To compare the pharmacodynamic effects, including self-reports of "drug liking" and "high," of crushed morphine sulfate and naltrexone hydrochloride extended-release capsules (MSN), crushed morphine sulfate controlled-release (CR) tablets, and placebo in an abuse potential study.

DESIGN

Randomized, double-blind, placebo-controlled, three-way crossover study.

SETTING

Single-center.

SUBJECTS

Nondependent recreational opioid users.

INTERVENTIONS

Orally administered crushed MSN (120-mg morphine sulfate and 4.8-mg naltrexone hydrochloride), crushed 120-mg morphine sulfate CR, and placebo.

OUTCOME MEASURES

Subjective ratings (100-point visual analog scales) of positive drug effects (drug liking, high, good effects, take drug again, and overall drug liking), any effects, and negative effects (bad effects, feel sick, nausea, sleepy, and dizzy), along with pupillometry, pharmacokinetic (PK), and safety assessments.

RESULTS

Crushed morphine sulfate CR significantly increased ratings of all positive subjective measures relative to placebo (P < 0.0001).

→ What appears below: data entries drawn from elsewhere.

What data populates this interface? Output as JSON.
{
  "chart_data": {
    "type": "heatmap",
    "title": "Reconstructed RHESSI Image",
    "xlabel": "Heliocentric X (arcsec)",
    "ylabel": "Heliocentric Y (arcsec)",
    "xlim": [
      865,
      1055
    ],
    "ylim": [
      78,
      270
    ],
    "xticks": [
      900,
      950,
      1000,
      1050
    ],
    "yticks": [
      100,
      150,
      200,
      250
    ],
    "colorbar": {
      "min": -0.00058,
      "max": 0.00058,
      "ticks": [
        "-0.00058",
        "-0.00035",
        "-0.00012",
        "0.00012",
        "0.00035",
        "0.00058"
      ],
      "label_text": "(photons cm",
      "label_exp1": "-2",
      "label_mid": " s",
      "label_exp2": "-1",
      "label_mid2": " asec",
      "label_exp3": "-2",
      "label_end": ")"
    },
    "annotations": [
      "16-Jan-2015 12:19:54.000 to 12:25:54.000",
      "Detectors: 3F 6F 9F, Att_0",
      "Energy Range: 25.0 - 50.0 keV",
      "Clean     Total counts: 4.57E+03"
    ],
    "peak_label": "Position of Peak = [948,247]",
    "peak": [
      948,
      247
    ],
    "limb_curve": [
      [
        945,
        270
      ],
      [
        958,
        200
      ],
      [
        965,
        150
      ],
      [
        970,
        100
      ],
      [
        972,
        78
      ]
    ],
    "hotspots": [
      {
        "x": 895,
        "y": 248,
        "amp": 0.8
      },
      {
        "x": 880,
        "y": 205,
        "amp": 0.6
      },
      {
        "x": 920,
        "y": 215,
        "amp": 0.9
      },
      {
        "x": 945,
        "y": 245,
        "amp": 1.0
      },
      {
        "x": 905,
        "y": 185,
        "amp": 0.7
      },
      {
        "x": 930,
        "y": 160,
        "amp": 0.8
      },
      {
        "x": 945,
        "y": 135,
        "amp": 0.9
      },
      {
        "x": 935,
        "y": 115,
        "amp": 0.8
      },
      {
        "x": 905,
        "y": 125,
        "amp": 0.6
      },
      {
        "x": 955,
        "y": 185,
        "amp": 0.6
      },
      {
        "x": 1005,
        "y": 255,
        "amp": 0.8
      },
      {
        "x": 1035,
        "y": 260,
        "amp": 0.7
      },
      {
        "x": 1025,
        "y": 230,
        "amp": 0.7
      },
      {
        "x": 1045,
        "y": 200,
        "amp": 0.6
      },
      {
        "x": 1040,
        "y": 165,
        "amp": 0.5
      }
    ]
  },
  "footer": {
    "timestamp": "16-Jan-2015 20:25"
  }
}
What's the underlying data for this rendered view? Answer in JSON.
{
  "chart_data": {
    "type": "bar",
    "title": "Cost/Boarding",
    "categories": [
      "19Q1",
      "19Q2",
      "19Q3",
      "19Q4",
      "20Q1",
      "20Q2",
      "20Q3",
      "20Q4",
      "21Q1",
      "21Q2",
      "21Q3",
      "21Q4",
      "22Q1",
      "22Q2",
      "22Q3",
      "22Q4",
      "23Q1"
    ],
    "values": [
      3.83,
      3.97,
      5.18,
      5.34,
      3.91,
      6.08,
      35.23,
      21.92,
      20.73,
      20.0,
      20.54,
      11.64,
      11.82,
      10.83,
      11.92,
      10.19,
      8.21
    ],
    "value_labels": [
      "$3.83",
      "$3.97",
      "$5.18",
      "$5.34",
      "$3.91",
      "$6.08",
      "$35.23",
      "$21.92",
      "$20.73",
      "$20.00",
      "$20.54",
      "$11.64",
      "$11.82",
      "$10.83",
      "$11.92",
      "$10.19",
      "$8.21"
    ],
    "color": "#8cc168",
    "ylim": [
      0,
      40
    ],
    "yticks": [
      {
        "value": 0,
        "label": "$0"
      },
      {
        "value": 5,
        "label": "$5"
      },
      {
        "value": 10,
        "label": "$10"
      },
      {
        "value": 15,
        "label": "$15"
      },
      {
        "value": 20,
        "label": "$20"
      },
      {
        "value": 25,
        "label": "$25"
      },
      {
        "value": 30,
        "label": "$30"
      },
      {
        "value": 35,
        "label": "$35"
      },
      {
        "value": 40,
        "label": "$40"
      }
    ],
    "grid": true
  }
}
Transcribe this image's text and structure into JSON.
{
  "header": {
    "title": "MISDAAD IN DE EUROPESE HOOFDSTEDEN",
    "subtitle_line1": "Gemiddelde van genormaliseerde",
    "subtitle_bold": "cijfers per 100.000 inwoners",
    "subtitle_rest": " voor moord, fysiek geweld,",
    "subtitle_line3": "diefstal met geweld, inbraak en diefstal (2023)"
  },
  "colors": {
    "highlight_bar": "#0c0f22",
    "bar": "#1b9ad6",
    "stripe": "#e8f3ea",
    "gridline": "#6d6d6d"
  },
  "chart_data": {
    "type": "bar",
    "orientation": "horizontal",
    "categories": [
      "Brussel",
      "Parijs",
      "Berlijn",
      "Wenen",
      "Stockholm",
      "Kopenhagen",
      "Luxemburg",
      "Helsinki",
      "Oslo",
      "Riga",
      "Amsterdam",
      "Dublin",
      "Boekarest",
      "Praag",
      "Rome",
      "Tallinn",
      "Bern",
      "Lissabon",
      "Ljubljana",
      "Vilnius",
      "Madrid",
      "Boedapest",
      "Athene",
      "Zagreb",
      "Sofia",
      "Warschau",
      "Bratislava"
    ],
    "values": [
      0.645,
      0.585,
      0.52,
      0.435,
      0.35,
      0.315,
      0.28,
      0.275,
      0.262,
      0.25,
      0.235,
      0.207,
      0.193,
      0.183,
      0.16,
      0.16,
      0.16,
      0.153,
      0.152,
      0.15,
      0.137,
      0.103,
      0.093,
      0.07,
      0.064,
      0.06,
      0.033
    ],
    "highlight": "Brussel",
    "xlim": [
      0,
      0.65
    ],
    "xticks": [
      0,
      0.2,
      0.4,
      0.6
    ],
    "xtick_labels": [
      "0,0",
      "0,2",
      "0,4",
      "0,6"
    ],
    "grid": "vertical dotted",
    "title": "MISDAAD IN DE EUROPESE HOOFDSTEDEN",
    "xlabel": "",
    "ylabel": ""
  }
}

Crushed MSN significantly decreased all positive subjective ratings compared with morphine sulfate CR (P ≤ 0.005), but significantly increased ratings compared with placebo (P < 0.03). Peak pupil diameter was significantly larger for MSN than morphine sulfate (P < 0.0001). PK analysis of morphine plasma concentrations indicated that Cmax was significantly lower and tmax significantly longer for crushed MSN compared with crushed morphine sulfate CR. Plasma concentrations of naltrexone and 6-β-naltrexol were present following crushed MSN.

CONCLUSIONS

This study demonstrated that when crushed and administered orally to nondependent recreational opioid users, MSN was associated with significantly lower scores on all positive subjective measures including drug liking and high, and significantly less pupil constriction compared with crushed morphine sulfate CR.